This morning the Federal Reserve formally addressed whispers regarding their intentions to conduct reverse repos in the open market. A "repo" is short for repurchase agreement. Reverse repo is short for reverse repurchase agreement.
In a repo transaction the NY Federal Reserve trading desk purchases assets, such as Treasury securities, from primary dealers with an agreement to sell them back to the dealers at a later time for a specified price. In a reverse repo transaction the Fed sells assets they own, such as Treasury securities, back to dealers for cash with an agreement to buy them back at a slightly higher price at a later date.

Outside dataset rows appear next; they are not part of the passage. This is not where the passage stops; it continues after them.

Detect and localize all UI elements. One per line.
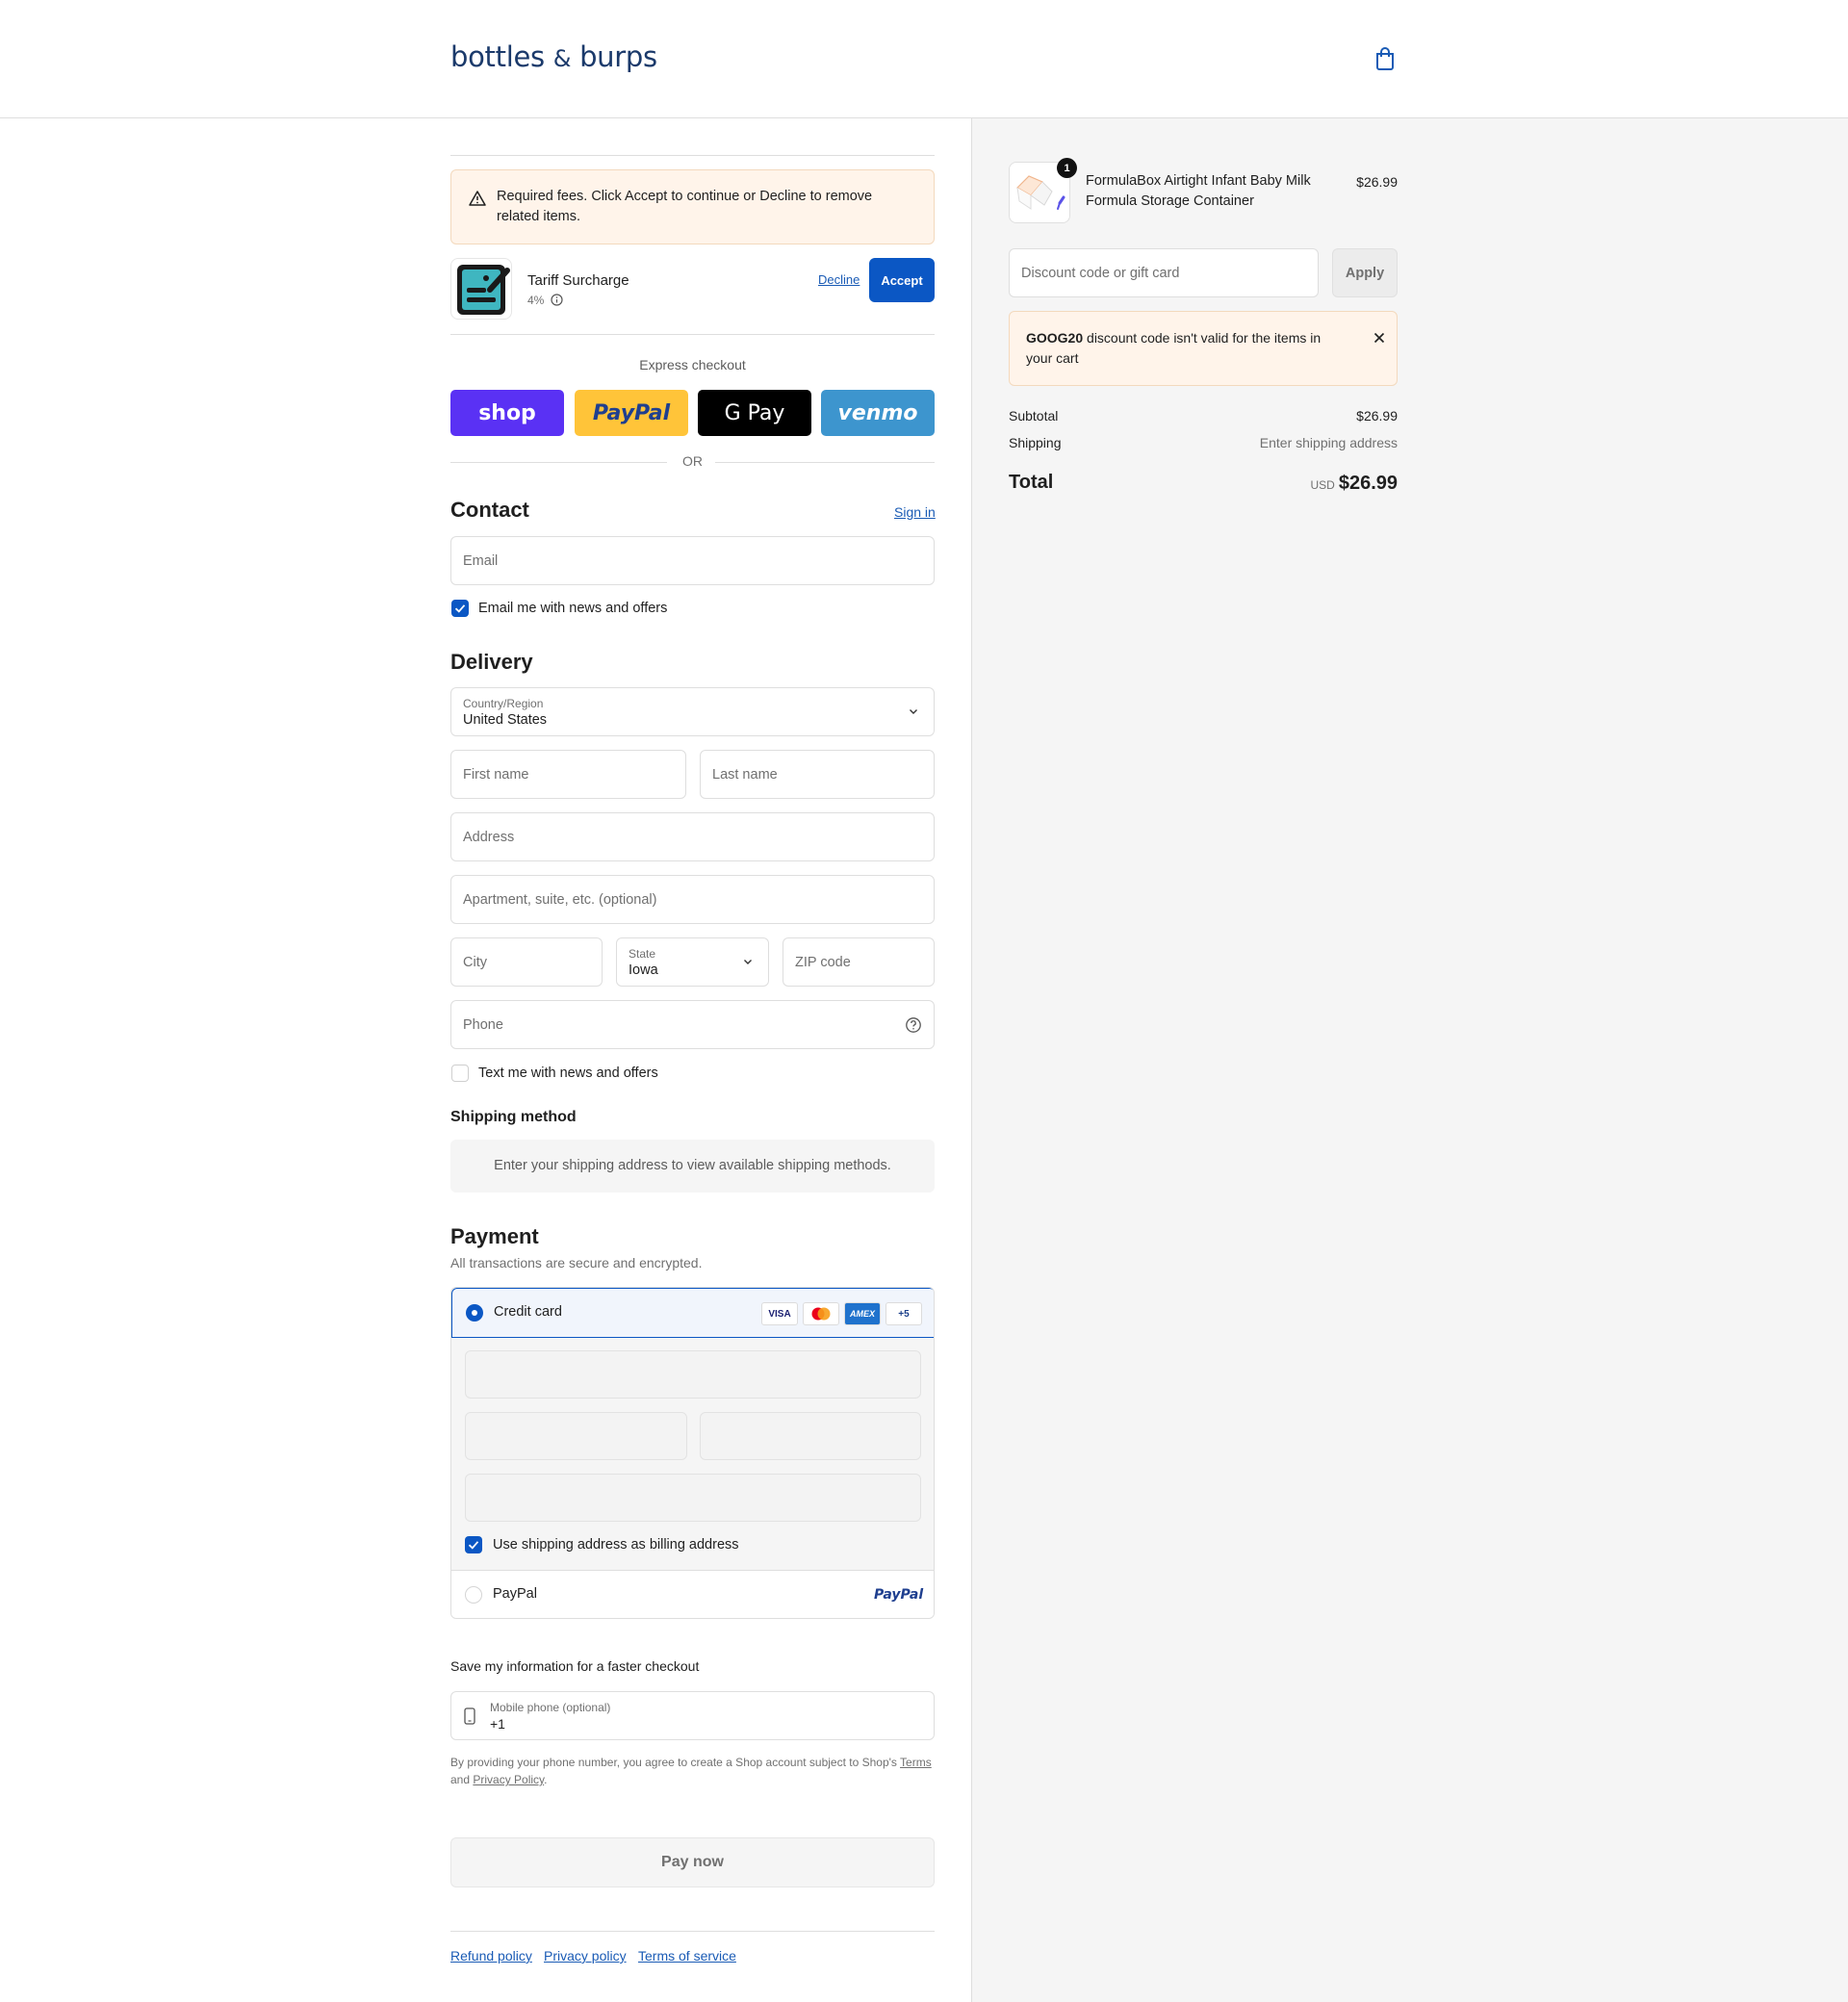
card-name-field[interactable]	[465, 1474, 921, 1522]
amex-icon: AMEX	[844, 1302, 881, 1325]
card-expiry-field[interactable]	[465, 1412, 687, 1460]
product-price: $26.99	[1356, 174, 1398, 190]
pay-now-button[interactable]: Pay now	[450, 1837, 935, 1887]
delivery-heading: Delivery	[450, 650, 533, 674]
paypal-radio[interactable]	[465, 1586, 482, 1604]
visa-icon: VISA	[761, 1302, 798, 1325]
tariff-name: Tariff Surcharge	[527, 272, 629, 289]
credit-card-label: Credit card	[494, 1304, 562, 1320]
chevron-down-icon	[910, 708, 917, 714]
order-summary-panel	[971, 118, 1848, 2002]
quantity-badge: 1	[1057, 158, 1077, 178]
venmo-button[interactable]: venmo	[821, 390, 935, 436]
address-field[interactable]: Address	[450, 812, 935, 861]
warning-triangle-icon	[469, 191, 486, 206]
card-security-code-field[interactable]	[700, 1412, 921, 1460]
total-amount: USD $26.99	[1251, 473, 1398, 495]
shop-pay-button[interactable]: shop	[450, 390, 564, 436]
privacy-policy-footer-link[interactable]: Privacy policy	[544, 1948, 627, 1964]
subtotal-label: Subtotal	[1009, 408, 1059, 424]
header: bottles & burps	[0, 0, 1848, 118]
phone-disclaimer: By providing your phone number, you agre…	[450, 1756, 932, 1786]
tariff-percent: 4%	[527, 294, 563, 307]
email-offers-checkbox[interactable]	[451, 600, 469, 617]
divider	[450, 155, 935, 156]
terms-of-service-link[interactable]: Terms of service	[638, 1948, 736, 1964]
tariff-document-icon	[457, 265, 510, 315]
billing-same-checkbox[interactable]	[465, 1536, 482, 1553]
mastercard-icon	[803, 1302, 839, 1325]
payment-subtitle: All transactions are secure and encrypte…	[450, 1255, 703, 1270]
last-name-field[interactable]: Last name	[700, 750, 935, 799]
express-checkout-title: Express checkout	[639, 357, 746, 372]
mobile-phone-icon	[464, 1707, 475, 1725]
phone-field[interactable]: Phone	[450, 1000, 935, 1049]
decline-link[interactable]: Decline	[818, 272, 860, 287]
discount-error-text: GOOG20 discount code isn't valid for the…	[1026, 330, 1322, 366]
mobile-phone-field[interactable]: Mobile phone (optional) +1	[450, 1691, 935, 1740]
city-field[interactable]: City	[450, 937, 603, 987]
paypal-option[interactable]: PayPal PayPal	[451, 1570, 934, 1618]
help-circle-icon[interactable]	[905, 1016, 922, 1034]
product-name: FormulaBox Airtight Infant Baby Milk For…	[1086, 173, 1311, 209]
text-offers-checkbox[interactable]	[451, 1065, 469, 1082]
apply-discount-button[interactable]: Apply	[1332, 248, 1398, 297]
checkmark-icon	[454, 604, 466, 613]
discount-code-field[interactable]: Discount code or gift card	[1009, 248, 1319, 297]
text-offers-label: Text me with news and offers	[478, 1065, 658, 1081]
tariff-image	[450, 258, 512, 320]
shipping-method-message: Enter your shipping address to view avai…	[494, 1158, 891, 1173]
apartment-field[interactable]: Apartment, suite, etc. (optional)	[450, 875, 935, 924]
or-separator: OR	[450, 452, 935, 472]
credit-card-option[interactable]: Credit card VISA AMEX +5	[451, 1288, 934, 1338]
contact-heading: Contact	[450, 498, 529, 522]
privacy-policy-link[interactable]: Privacy Policy	[473, 1773, 544, 1786]
subtotal-value: $26.99	[1356, 408, 1398, 424]
shipping-value: Enter shipping address	[1259, 435, 1398, 450]
shopping-bag-icon[interactable]	[1374, 46, 1396, 71]
billing-same-label: Use shipping address as billing address	[493, 1537, 739, 1553]
card-number-field[interactable]	[465, 1350, 921, 1399]
divider	[450, 1931, 935, 1932]
shipping-method-heading: Shipping method	[450, 1109, 577, 1125]
shipping-label: Shipping	[1009, 435, 1062, 450]
credit-card-radio[interactable]	[466, 1304, 483, 1322]
zip-code-field[interactable]: ZIP code	[783, 937, 935, 987]
sign-in-link[interactable]: Sign in	[894, 504, 936, 520]
refund-policy-link[interactable]: Refund policy	[450, 1948, 532, 1964]
save-info-title: Save my information for a faster checkou…	[450, 1658, 700, 1674]
checkmark-icon	[468, 1541, 479, 1550]
payment-methods: Credit card VISA AMEX +5 Use shipping ad…	[450, 1287, 935, 1619]
paypal-button[interactable]: PayPal	[575, 390, 688, 436]
email-field[interactable]: Email	[450, 536, 935, 585]
accept-button[interactable]: Accept	[869, 258, 935, 302]
country-select[interactable]: Country/Region United States	[450, 687, 935, 736]
total-value: $26.99	[1338, 473, 1398, 494]
google-pay-button[interactable]: G Pay	[698, 390, 811, 436]
close-icon[interactable]	[1373, 331, 1386, 345]
terms-link[interactable]: Terms	[900, 1756, 932, 1769]
total-label: Total	[1009, 472, 1054, 493]
paypal-label: PayPal	[493, 1586, 537, 1602]
payment-heading: Payment	[450, 1224, 539, 1248]
store-logo[interactable]: bottles & burps	[450, 40, 657, 73]
more-cards-badge: +5	[886, 1302, 922, 1325]
shipping-method-box: Enter your shipping address to view avai…	[450, 1140, 935, 1193]
email-offers-label: Email me with news and offers	[478, 601, 668, 616]
divider	[450, 334, 935, 335]
first-name-field[interactable]: First name	[450, 750, 686, 799]
state-select[interactable]: State Iowa	[616, 937, 769, 987]
discount-error-notice: GOOG20 discount code isn't valid for the…	[1009, 311, 1398, 386]
notice-text: Required fees. Click Accept to continue …	[497, 189, 873, 224]
chevron-down-icon	[744, 959, 752, 964]
paypal-logo: PayPal	[874, 1587, 924, 1603]
required-fees-notice: Required fees. Click Accept to continue …	[450, 169, 935, 244]
info-icon[interactable]	[551, 294, 563, 306]
total-currency: USD	[1310, 478, 1335, 492]
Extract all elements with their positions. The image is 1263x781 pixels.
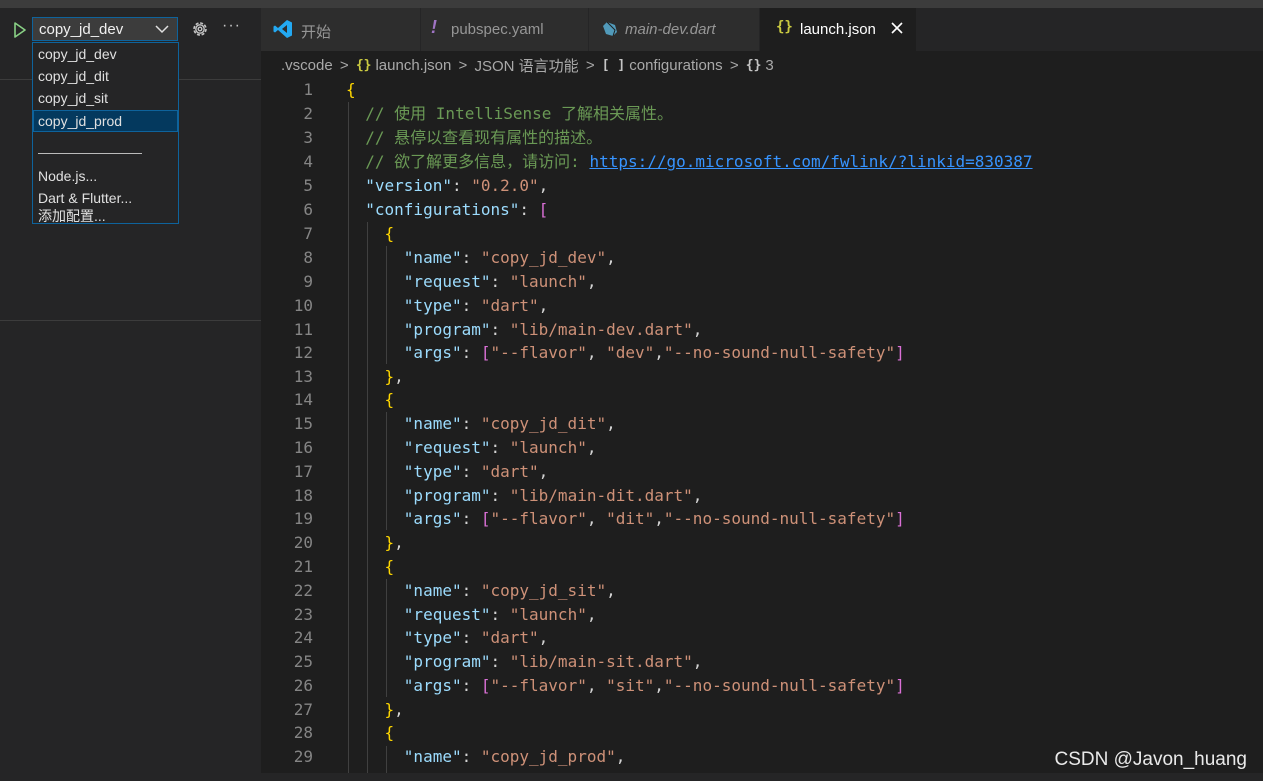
code-line: 17 "type": "dart", (293, 462, 549, 481)
tab-main-dev-dart[interactable]: main-dev.dart (589, 8, 760, 51)
tab-welcome[interactable]: 开始 (261, 8, 421, 51)
watermark: CSDN @Javon_huang (1054, 749, 1247, 770)
code-line: 28 { (293, 723, 395, 742)
dropdown-item-copy-jd-sit[interactable]: copy_jd_sit (33, 87, 178, 109)
code-line: 11 "program": "lib/main-dev.dart", (293, 320, 703, 339)
json-braces-icon: {} (776, 19, 793, 35)
code-line: 27 }, (293, 700, 404, 719)
breadcrumb: .vscode > {} launch.json > JSON 语言功能 > [ … (281, 55, 774, 77)
tab-label: pubspec.yaml (451, 21, 544, 38)
run-debug-sidebar: copy_jd_dev ··· copy_jd_dev copy_jd_dit … (0, 8, 261, 781)
breadcrumb-index[interactable]: 3 (765, 57, 773, 74)
code-line: 23 "request": "launch", (293, 605, 597, 624)
start-debugging-button[interactable] (10, 19, 30, 41)
horizontal-scrollbar[interactable] (261, 773, 1263, 781)
object-braces-icon: {} (745, 58, 762, 73)
code-line: 19 "args": ["--flavor", "dit","--no-soun… (293, 509, 905, 528)
code-line: 26 "args": ["--flavor", "sit","--no-soun… (293, 676, 905, 695)
tab-label: 开始 (301, 24, 332, 41)
yaml-exclamation-icon: ! (431, 17, 437, 37)
selected-config-label: copy_jd_dev (39, 21, 124, 38)
breadcrumb-array[interactable]: configurations (629, 57, 722, 74)
launch-config-select[interactable]: copy_jd_dev (32, 17, 178, 41)
array-brackets-icon: [ ] (601, 58, 626, 73)
chevron-right-icon: > (585, 57, 595, 74)
chevron-right-icon: > (458, 57, 468, 74)
code-line: 24 "type": "dart", (293, 628, 549, 647)
dropdown-item-copy-jd-dit[interactable]: copy_jd_dit (33, 65, 178, 87)
tab-pubspec-yaml[interactable]: ! pubspec.yaml (421, 8, 589, 51)
dropdown-item-dart-flutter[interactable]: Dart & Flutter... (33, 187, 178, 209)
breadcrumb-section[interactable]: JSON 语言功能 (474, 55, 578, 76)
code-line: 18 "program": "lib/main-dit.dart", (293, 486, 703, 505)
code-editor[interactable]: 1{ 2 // 使用 IntelliSense 了解相关属性。 3 // 悬停以… (261, 78, 1263, 773)
tab-label: main-dev.dart (625, 21, 716, 38)
dropdown-item-copy-jd-prod[interactable]: copy_jd_prod (33, 110, 178, 132)
fwlink-url[interactable]: https://go.microsoft.com/fwlink/?linkid=… (589, 152, 1032, 171)
dropdown-item-add-configuration[interactable]: 添加配置... (33, 209, 178, 223)
code-line: 7 { (303, 224, 395, 243)
gear-icon[interactable] (190, 19, 210, 39)
code-line: 8 "name": "copy_jd_dev", (303, 248, 616, 267)
chevron-down-icon (155, 25, 169, 34)
tab-launch-json[interactable]: {} launch.json (760, 8, 917, 51)
code-line: 22 "name": "copy_jd_sit", (293, 581, 616, 600)
code-line: 13 }, (293, 367, 404, 386)
title-bar-strip (0, 0, 1263, 8)
sidebar-divider (0, 320, 261, 321)
code-line: 21 { (293, 557, 395, 576)
chevron-right-icon: > (339, 57, 349, 74)
chevron-right-icon: > (729, 57, 739, 74)
editor-tab-bar: 开始 ! pubspec.yaml main-dev.dart {} launc… (261, 8, 1263, 51)
code-line: 15 "name": "copy_jd_dit", (293, 414, 616, 433)
code-line: 16 "request": "launch", (293, 438, 597, 457)
code-line: 5 "version": "0.2.0", (303, 176, 549, 195)
play-icon (14, 22, 26, 38)
code-line: 20 }, (293, 533, 404, 552)
code-line: 2 // 使用 IntelliSense 了解相关属性。 (303, 104, 674, 123)
code-line: 6 "configurations": [ (303, 200, 549, 219)
dropdown-item-copy-jd-dev[interactable]: copy_jd_dev (33, 43, 178, 65)
dart-icon (603, 22, 617, 36)
more-actions-icon[interactable]: ··· (222, 17, 244, 37)
close-icon[interactable] (888, 19, 906, 37)
config-dropdown-list: copy_jd_dev copy_jd_dit copy_jd_sit copy… (32, 42, 179, 224)
tab-label: launch.json (800, 21, 876, 38)
code-line: 4 // 欲了解更多信息，请访问: https://go.microsoft.c… (303, 152, 1033, 171)
code-line: 25 "program": "lib/main-sit.dart", (293, 652, 703, 671)
code-line: 12 "args": ["--flavor", "dev","--no-soun… (293, 343, 905, 362)
breadcrumb-file[interactable]: launch.json (375, 57, 451, 74)
code-line: 10 "type": "dart", (293, 296, 549, 315)
vscode-icon (273, 20, 292, 38)
code-line: 1{ (303, 80, 356, 99)
breadcrumb-folder[interactable]: .vscode (281, 57, 333, 74)
code-line: 3 // 悬停以查看现有属性的描述。 (303, 128, 603, 147)
json-braces-icon: {} (355, 58, 372, 73)
code-line: 9 "request": "launch", (303, 272, 597, 291)
dropdown-item-nodejs[interactable]: Node.js... (33, 165, 178, 187)
code-line: 14 { (293, 390, 395, 409)
dropdown-separator (38, 153, 142, 154)
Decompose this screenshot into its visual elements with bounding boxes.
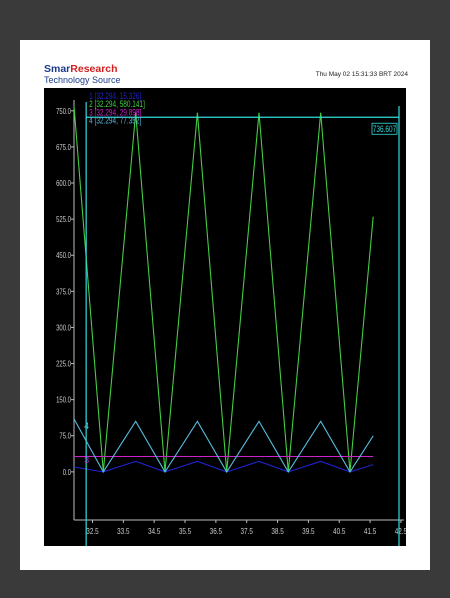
trend-chart-svg[interactable]: 750.0675.0600.0525.0450.0375.0300.0225.0… [44,88,406,546]
y-tick-label: 75.0 [59,431,71,441]
series-label-3: 3 [84,455,89,465]
cursor-value-label: 736.607 [373,124,396,134]
series-label-4: 4 [84,421,89,431]
y-tick-label: 525.0 [56,214,71,224]
x-tick-label: 36.5 [210,526,222,536]
company-logo: SmarResearch Technology Source [44,64,121,85]
report-timestamp: Thu May 02 15:31:33 BRT 2024 [315,71,408,78]
y-tick-label: 150.0 [56,395,71,405]
y-tick-label: 600.0 [56,178,71,188]
x-tick-label: 42.5 [395,526,406,536]
logo-subtitle: Technology Source [44,74,121,85]
trend-chart[interactable]: 750.0 675.0 600.0 525.0 450.0 375.0 300.0 225.0… [44,88,406,546]
y-tick-label: 300.0 [56,322,71,332]
x-tick-label: 32.5 [86,526,98,536]
y-tick-label: 450.0 [56,250,71,260]
x-tick-label: 41.5 [364,526,376,536]
x-tick-label: 33.5 [117,526,129,536]
x-tick-label: 34.5 [148,526,160,536]
series-2-line [73,105,374,472]
y-tick-label: 0.0 [63,467,71,477]
logo-research: Research [70,63,118,75]
y-tick-label: 750.0 [56,106,71,116]
x-tick-label: 40.5 [333,526,345,536]
x-tick-label: 37.5 [241,526,253,536]
y-tick-label: 225.0 [56,358,71,368]
x-tick-label: 35.5 [179,526,191,536]
x-tick-label: 39.5 [302,526,314,536]
report-page: SmarResearch Technology Source Thu May 0… [20,40,430,570]
y-tick-label: 375.0 [56,286,71,296]
logo-smar: Smar [44,63,71,75]
legend-entry-4: 4 [32.294, 77.352] [89,116,141,126]
x-tick-label: 38.5 [271,526,283,536]
y-tick-label: 675.0 [56,142,71,152]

Here is the announcement...
Numerous Federal Reserve communications have indicated that reverse
repurchase agreements are a tool that could be used to support a
reduction in monetary accommodation at the appropriate time. Over the
past year, the Federal Reserve Bank of New York has been working
internally and with market participants on operational aspects of
reverse repos to ensure that this tool will be ready when and if the
Federal Open Market Committee decides they should be used. This work
is a matter of prudent advance planning by the Federal Reserve, and no
inference should be drawn about the timing of monetary policy
tightening.
Repos and reverse repos have been in the Federal Reserve's toolkit for
years, and the Federal Reserve has conducted both as recently as
December 2008. The focus of recent work has been to expand our existing
capability to conduct reverse repos with Primary Dealers to include
"triparty" settlement.1 This has involved working with the triparty
clearing banks and Primary Dealers to implement the necessary changes
and updates. We have recently begun testing this capability with all
involved parties and systems, and it is likely that the Federal Reserve
will engage in additional tests in the future. No actual operations
have been conducted as part of these tests.
Recent Federal Reserve communications have also raised the possibility
of expanding the set of counterparties the Desk might employ for
conducting reverse repos beyond the Primary Dealers. The Federal
Reserve continues to study this issue, and no decisions have been made
regarding the types of firms that may be included. We will engage
market participants on this subject as appropriate going forward.
I highlighted the most important message: This work is a matter of prudent advance planning by the Federal Reserve, and no inference should be drawn about the timing of monetary policy tightening.
A repurchase agreement adds cash to dealer balance sheets and adds liquidity to the banking system. A reverse repo reduces cash on dealer balance sheets, effectively draining liquidity within the banking system. The Fed's recent discussion with primary dealers about their ability to participate in reverse repos is a function of the Fed preparing the market for a return to more normal monetary policies. View this as the Fed taking steps to properly research their exit strategies, not as an indication that they are ready to raise rates. Its like studying for an exam. The fact that it is a slow news day has put a bigger focus on the event than one would generally expect.
I will further explain this in a later blog post. For now lets check on the mortgage market...
The FN 4.0 is -0-03 at 98-02 yielding 4.199% while the FN 4.5 is trading -0-02 at 100-22 yielding 4.418%. The secondary market current coupon is 4.363%. In the primary mortgage market, rate sheet rebate is marginally improved from Friday.
Here is the FN 4.5 two day chart...
Looking at the above chart you will notice that Friday's price ceiling is serving as today's floor of support. The morning trading range has been tight with exception of the market's knee jerk reaction to the above Fed press release. While we expect the range to contain progress in either direction, the slow news day makes another knee jerk reaction a possibility.
MBS trading flows are slow and rate sheet influential MBS coupons are currently taking directional guidance from the gyrations of the yield curve. Last week, fuller MBS coupons like 5.5s and 6.0s were the star performers as yield spreads continued to tighten. However on Friday that trend started to reverse course, this morning an "Up in coupon" correction continues as fuller MBS coupons are lagging their benchmark TSY hedges (yield spreads wider). Supply from mortgage bankers has been minimal so far today and "rate sheet influential" MBS coupons are performing in line with their benchmark TSY hedges (yield spreads unchanged).
BEWARE: Stocks are on the rise and TSYs have yet to react. If the 10yr TSY yield moves over 3.42%, "rate sheet influential" MBS prices will fall a few more ticks.